The Longstreet Theatre is just down the road from the Horseshoe. The theater started off as College Hall when it was built in 1855. The plan had been to have this serve not only as a hall, but as an auditorium and chapel. The exterior is amazing, resembling a Greek temple with large Doric columns in front and a Neoclassical design. It wasn't easy to get built as 400,000 bricks designated for the building were lost when the Congaree River flooded, The contractor also had trouble getting glass for the windows. Then the original contractors went bankrupt and another company had to be brought in to finish the construction. Shortly after opening, in April of 1855, The college's president, James Thornwell, delivered a speech inside the building. That's when it was discovered that the acoustics sucked. The sound was like an echo chamber and most people couldn't understand what was being said. So the college knew that they couldn't use this building for its original intent. It also couldn't be used for academic purposes because it hadn't been built to have a bunch of classrooms.  So it just kinda sat there until the Civil War and then it was used as a military hospital. From 1870 to 1887, it was used as an arsenal and armory by the US Army. In 1888, it was renamed Science Hall and laboratories were set up. The basement was transformed into a gymnasium. An indoor swimming pool was added in 1939 and the name went back to College Hall. An engineering miracle in the 1970s transformed the building into a premier stage for live theater and it took its current name from school president Augustus Baldwin Longstreet. A remodel turned this into a theater in the round and it opened in 1977. 

People claimed that the building was cursed because of all the building issues. A storm even blew the roof off early on. And this is a theater, so it isn't surprising people say it is haunted. Add onto that that this was a hospital and part of it was used as a morgue and you have all the ingredients for ghosts. 

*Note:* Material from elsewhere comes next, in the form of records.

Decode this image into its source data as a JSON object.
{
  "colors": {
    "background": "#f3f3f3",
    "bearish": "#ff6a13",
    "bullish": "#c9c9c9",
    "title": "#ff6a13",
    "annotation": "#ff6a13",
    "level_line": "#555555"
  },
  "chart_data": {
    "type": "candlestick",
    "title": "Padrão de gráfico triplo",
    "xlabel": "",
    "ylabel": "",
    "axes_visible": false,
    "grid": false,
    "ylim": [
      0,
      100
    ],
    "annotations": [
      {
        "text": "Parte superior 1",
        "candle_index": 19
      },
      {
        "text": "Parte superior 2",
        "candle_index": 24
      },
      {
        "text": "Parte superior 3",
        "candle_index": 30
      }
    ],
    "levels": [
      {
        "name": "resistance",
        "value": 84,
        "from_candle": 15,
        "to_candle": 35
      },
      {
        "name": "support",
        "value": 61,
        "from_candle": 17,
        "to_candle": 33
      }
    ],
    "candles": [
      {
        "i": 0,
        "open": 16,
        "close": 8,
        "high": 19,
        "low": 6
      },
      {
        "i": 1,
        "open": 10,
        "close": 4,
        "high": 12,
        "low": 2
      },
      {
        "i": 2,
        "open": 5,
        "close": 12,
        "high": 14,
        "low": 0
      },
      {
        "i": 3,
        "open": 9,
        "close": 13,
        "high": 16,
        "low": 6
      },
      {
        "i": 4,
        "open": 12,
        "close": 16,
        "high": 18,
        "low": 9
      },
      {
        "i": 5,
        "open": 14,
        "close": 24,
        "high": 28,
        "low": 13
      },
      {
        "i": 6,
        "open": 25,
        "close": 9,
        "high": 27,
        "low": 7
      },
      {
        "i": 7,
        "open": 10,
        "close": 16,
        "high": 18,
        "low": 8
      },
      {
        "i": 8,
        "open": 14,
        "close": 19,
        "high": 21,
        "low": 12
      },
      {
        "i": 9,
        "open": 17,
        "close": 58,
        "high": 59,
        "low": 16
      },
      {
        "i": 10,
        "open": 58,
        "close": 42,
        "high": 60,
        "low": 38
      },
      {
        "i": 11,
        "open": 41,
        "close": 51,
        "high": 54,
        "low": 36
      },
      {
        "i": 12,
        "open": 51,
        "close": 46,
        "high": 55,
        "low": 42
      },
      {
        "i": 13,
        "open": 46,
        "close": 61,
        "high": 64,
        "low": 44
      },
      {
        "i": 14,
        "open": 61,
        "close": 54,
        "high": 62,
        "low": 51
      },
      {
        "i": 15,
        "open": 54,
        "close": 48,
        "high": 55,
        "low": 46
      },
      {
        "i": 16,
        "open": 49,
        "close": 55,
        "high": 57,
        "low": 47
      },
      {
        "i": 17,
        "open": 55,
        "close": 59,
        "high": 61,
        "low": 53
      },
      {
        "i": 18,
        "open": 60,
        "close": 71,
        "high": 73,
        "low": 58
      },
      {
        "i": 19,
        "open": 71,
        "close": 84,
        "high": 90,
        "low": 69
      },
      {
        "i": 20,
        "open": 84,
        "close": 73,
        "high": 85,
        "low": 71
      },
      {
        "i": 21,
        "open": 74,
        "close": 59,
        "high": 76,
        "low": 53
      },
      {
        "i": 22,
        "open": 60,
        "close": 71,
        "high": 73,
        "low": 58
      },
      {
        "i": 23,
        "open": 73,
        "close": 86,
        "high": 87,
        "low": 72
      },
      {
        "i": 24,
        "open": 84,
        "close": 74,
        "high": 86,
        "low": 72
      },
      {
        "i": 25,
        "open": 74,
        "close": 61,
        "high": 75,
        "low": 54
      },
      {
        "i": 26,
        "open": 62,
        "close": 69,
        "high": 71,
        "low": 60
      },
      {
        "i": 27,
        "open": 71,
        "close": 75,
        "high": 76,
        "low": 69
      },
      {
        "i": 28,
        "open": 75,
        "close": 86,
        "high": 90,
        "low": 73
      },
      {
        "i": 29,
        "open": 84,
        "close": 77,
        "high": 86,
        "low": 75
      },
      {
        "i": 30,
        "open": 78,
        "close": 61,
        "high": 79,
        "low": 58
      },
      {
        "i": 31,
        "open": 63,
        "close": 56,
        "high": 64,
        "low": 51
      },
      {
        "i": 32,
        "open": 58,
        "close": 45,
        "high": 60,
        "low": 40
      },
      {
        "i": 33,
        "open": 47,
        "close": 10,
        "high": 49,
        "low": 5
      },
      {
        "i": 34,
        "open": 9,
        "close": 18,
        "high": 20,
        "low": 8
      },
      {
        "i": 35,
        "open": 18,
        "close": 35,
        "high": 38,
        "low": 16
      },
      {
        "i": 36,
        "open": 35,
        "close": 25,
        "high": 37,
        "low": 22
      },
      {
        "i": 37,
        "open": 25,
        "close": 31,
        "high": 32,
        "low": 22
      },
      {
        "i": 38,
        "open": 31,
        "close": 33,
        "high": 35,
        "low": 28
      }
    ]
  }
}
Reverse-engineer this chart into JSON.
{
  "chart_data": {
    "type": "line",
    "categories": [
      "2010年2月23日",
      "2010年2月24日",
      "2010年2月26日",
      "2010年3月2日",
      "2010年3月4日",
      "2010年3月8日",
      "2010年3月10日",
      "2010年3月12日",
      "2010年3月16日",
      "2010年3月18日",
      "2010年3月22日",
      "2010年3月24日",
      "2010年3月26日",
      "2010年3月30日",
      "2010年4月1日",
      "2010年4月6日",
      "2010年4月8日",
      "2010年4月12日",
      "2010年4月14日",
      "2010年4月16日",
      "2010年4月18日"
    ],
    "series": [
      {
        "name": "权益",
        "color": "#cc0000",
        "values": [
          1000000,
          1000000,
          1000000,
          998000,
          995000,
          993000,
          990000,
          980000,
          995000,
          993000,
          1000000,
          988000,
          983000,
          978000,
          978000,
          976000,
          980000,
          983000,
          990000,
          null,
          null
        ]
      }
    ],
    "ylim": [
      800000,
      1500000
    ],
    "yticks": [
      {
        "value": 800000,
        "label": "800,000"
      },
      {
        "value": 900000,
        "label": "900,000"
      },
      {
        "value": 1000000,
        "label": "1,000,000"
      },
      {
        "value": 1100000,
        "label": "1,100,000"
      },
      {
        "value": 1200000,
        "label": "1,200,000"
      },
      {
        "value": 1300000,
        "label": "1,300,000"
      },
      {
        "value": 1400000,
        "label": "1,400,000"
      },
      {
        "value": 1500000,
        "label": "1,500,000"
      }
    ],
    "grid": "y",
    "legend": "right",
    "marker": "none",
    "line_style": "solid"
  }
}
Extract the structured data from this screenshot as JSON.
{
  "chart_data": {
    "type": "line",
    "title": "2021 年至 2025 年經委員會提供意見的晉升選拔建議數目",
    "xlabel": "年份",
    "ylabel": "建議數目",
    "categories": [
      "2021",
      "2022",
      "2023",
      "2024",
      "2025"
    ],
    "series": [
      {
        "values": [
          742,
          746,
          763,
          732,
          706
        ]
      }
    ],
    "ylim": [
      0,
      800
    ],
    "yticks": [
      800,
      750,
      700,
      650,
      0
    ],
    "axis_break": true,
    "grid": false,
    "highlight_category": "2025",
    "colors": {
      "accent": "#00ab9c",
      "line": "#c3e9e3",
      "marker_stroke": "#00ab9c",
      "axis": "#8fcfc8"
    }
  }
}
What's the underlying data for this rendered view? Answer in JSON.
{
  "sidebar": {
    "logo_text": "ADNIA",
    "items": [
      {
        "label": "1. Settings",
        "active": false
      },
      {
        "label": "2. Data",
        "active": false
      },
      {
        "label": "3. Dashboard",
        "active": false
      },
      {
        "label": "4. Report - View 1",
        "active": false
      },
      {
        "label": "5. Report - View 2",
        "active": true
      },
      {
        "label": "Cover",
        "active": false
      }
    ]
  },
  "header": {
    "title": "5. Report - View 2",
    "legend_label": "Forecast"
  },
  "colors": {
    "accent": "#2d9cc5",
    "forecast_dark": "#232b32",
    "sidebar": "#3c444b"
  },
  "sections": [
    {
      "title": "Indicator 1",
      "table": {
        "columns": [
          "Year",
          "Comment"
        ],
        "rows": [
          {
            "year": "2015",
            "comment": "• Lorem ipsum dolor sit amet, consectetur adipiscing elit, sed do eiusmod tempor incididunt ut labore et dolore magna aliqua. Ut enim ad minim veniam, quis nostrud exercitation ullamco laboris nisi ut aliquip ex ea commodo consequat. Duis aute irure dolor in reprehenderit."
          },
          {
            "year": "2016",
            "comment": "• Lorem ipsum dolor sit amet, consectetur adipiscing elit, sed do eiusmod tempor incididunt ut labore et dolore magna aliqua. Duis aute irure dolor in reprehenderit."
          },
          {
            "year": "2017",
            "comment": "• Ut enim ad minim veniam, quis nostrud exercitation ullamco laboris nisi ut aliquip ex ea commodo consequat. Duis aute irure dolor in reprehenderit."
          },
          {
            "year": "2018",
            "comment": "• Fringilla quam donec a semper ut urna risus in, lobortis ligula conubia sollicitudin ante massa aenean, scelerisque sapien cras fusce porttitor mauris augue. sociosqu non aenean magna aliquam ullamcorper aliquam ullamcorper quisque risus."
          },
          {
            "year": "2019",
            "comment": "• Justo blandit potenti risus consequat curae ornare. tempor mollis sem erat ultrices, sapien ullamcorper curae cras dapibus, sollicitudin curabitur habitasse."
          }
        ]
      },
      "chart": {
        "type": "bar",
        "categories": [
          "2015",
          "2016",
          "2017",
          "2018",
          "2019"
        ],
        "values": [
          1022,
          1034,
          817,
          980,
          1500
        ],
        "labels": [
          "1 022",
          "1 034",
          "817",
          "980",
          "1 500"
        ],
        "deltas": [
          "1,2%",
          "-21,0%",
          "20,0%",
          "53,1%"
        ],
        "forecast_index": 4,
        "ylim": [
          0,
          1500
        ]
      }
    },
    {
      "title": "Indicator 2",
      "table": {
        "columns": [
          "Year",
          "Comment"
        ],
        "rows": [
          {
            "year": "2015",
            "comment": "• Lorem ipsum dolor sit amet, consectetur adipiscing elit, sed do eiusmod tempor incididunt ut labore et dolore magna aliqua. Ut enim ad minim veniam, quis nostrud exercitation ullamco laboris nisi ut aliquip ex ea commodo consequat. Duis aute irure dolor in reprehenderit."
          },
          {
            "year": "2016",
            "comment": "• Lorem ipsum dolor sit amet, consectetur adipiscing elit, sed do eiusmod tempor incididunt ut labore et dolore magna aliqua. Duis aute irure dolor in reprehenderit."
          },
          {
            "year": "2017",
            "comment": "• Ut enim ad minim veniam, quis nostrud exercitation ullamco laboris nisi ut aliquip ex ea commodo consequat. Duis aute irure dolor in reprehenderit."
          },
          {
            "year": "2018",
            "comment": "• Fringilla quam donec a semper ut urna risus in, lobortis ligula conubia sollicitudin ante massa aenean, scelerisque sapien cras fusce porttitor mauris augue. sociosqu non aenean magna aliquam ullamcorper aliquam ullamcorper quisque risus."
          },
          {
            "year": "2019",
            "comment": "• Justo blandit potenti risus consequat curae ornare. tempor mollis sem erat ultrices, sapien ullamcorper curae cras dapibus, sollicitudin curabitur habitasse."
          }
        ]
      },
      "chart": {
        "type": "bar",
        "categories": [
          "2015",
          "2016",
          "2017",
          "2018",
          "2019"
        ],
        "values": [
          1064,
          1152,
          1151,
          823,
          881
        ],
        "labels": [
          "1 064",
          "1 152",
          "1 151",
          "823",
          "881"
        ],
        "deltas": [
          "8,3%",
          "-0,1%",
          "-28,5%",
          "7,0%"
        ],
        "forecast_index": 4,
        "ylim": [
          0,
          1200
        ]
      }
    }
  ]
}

Jim Hunter is the head of the Department of Theatre and Dance, which now occupies the building and he said, "Down underneath the front steps...there are these brick catacombs down there. Those were the morgues because it was cold down there. And of course, there's all the ghost stories that you get from that. We've actually had the Ghost Hunters TV show here shooting overnight. This was quite a few many years ago. And of course, you know, they heard things." Visitors have claimed to hear odd noises and doors slamming and they have seen shadow figures. Disembodied footsteps cause the floors to creak. There are stories of the elevator doors opening on their own and of apparitions being seen in the late-night hours. Students will see someone standing in the dressing room and they'll look away and when they look back, the person is gone. The sounds of moaning and groaning are heard as well.

The campus does host ghost tours every spooky season and the university paper isn't shy about sharing ghost stories, so they clearly feel there are some unexplained things going on here. Is the University of South Carolina haunted? That is for you to decide!